A corrected version of the story is below:
Screenshots of text messages show former Missouri Gov. Eric Greitens' staff used a message-deleting app on their personal phones to discuss government business with each other and people outside the governor's office, according to a published report.
The Kansas City Star reported Tuesday that it obtained copies of screenshots that Greitens' legal team turned over to a Cole County court as part of a lawsuit over Greitens' staff's use of the Confide app. The lawsuit claims the governor's staff used Confide to circumvent the state's open records laws. Although Greitens resigned June 1, his legal team continues to try to get the lawsuit dismissed.
Greitens and his staff have acknowledged using Confide but have said it was only for logistics such as scheduling.
David Steelman, a member of the University of Missouri Board of Curators whose wife was in Greitens' cabinet, told The Star last week that he remembers venting to a friend at a dinner about Grietens, who had been governor for less than a year at the time.
"I think I said to (his friend), 'Who's (Greitens) listening to?'" Steelman recalled in an interview. "And he said 'just get on Confide and you'll see. if you want to know who is running government, there they are right there.'"
As part of the lawsuit, the governor's office earlier this year turned over screenshots of text messages Greitens' staff sent discussing the use of Confide, which destroys messages after they are read. The attorneys for the plaintiffs argue Missouri residents deserve to know what happened during Greitens' tenure to prevent a similar problem in the future.
One exchange documented in the screenshots occurred last November between Steelman and Greitens' former deputy chief of staff, Nick Maddux. Steelman sent Maddux a text message asking for a phone call and Maddux replied, "I'm jammed up until four. Just shot you a message on Confide."
Earlier this year, The Star reported on another screenshot showing three Greitens' staffers discussing using Confide to share talking points on one of the governor's policy priorities. Other screenshots show numerous staffers texting colleagues to notify them that they had sent a message using Confide, or inviting them to download the app.
"Evidence continues to pour in demonstrating the use of Confide to conduct public business in the Greitens administration," said Mark Pedroli, one of two attorneys who filed the lawsuit. "Based on comments of others in and around government, I'm wondering if any public business was conducted on the record."
In May, the governor's office acknowledged that 20 staffers had Confide accounts during Greitens' tenure, including Greitens. The former governor said he used Confide only to communicate with his staff about scheduling. Some of his campaign staff, Greitens' political allies and people Greitens appointed to boards and commissions also had Confide accounts.

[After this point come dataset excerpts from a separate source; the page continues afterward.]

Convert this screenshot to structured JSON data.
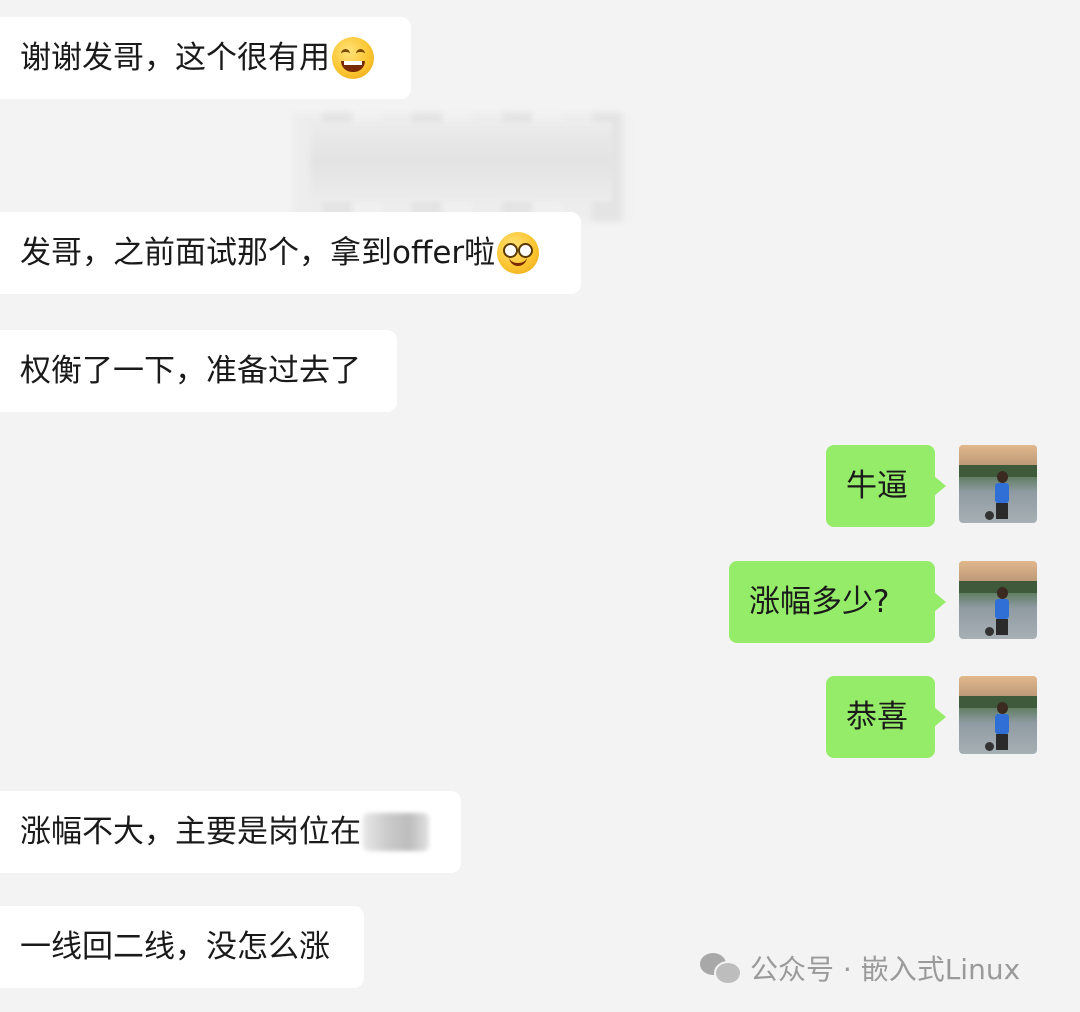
{
  "messages": [
    {
      "side": "in",
      "text": "谢谢发哥，这个很有用",
      "emoji": "grinning-emoji"
    },
    {
      "side": "in",
      "text": "发哥，之前面试那个，拿到offer啦",
      "emoji": "sly-smile-emoji"
    },
    {
      "side": "in",
      "text": "权衡了一下，准备过去了"
    },
    {
      "side": "out",
      "text": "牛逼"
    },
    {
      "side": "out",
      "text": "涨幅多少?"
    },
    {
      "side": "out",
      "text": "恭喜"
    },
    {
      "side": "in",
      "text": "涨幅不大，主要是岗位在",
      "redacted": true
    },
    {
      "side": "in",
      "text": "一线回二线，没怎么涨"
    }
  ],
  "colors": {
    "background": "#f3f3f3",
    "incoming_bubble": "#ffffff",
    "outgoing_bubble": "#95ec69",
    "text": "#1a1a1a",
    "watermark": "#9a9a9a"
  },
  "watermark": {
    "icon": "wechat-icon",
    "text": "公众号 · 嵌入式Linux"
  }
}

At a June hearing, the ex-governor's attorneys — who were hired when Greitens was still in office — argued that text messages on Confide couldn't be made public because they were automatically deleted.
"The Sunshine Law is designed to allow access to documents that exist," Barbara Smith, an attorney who represents the governor's office, said at the hearing.
Pedroli called that a dangerous legal argument that would reward Greitens and his staff for "destroying the evidence."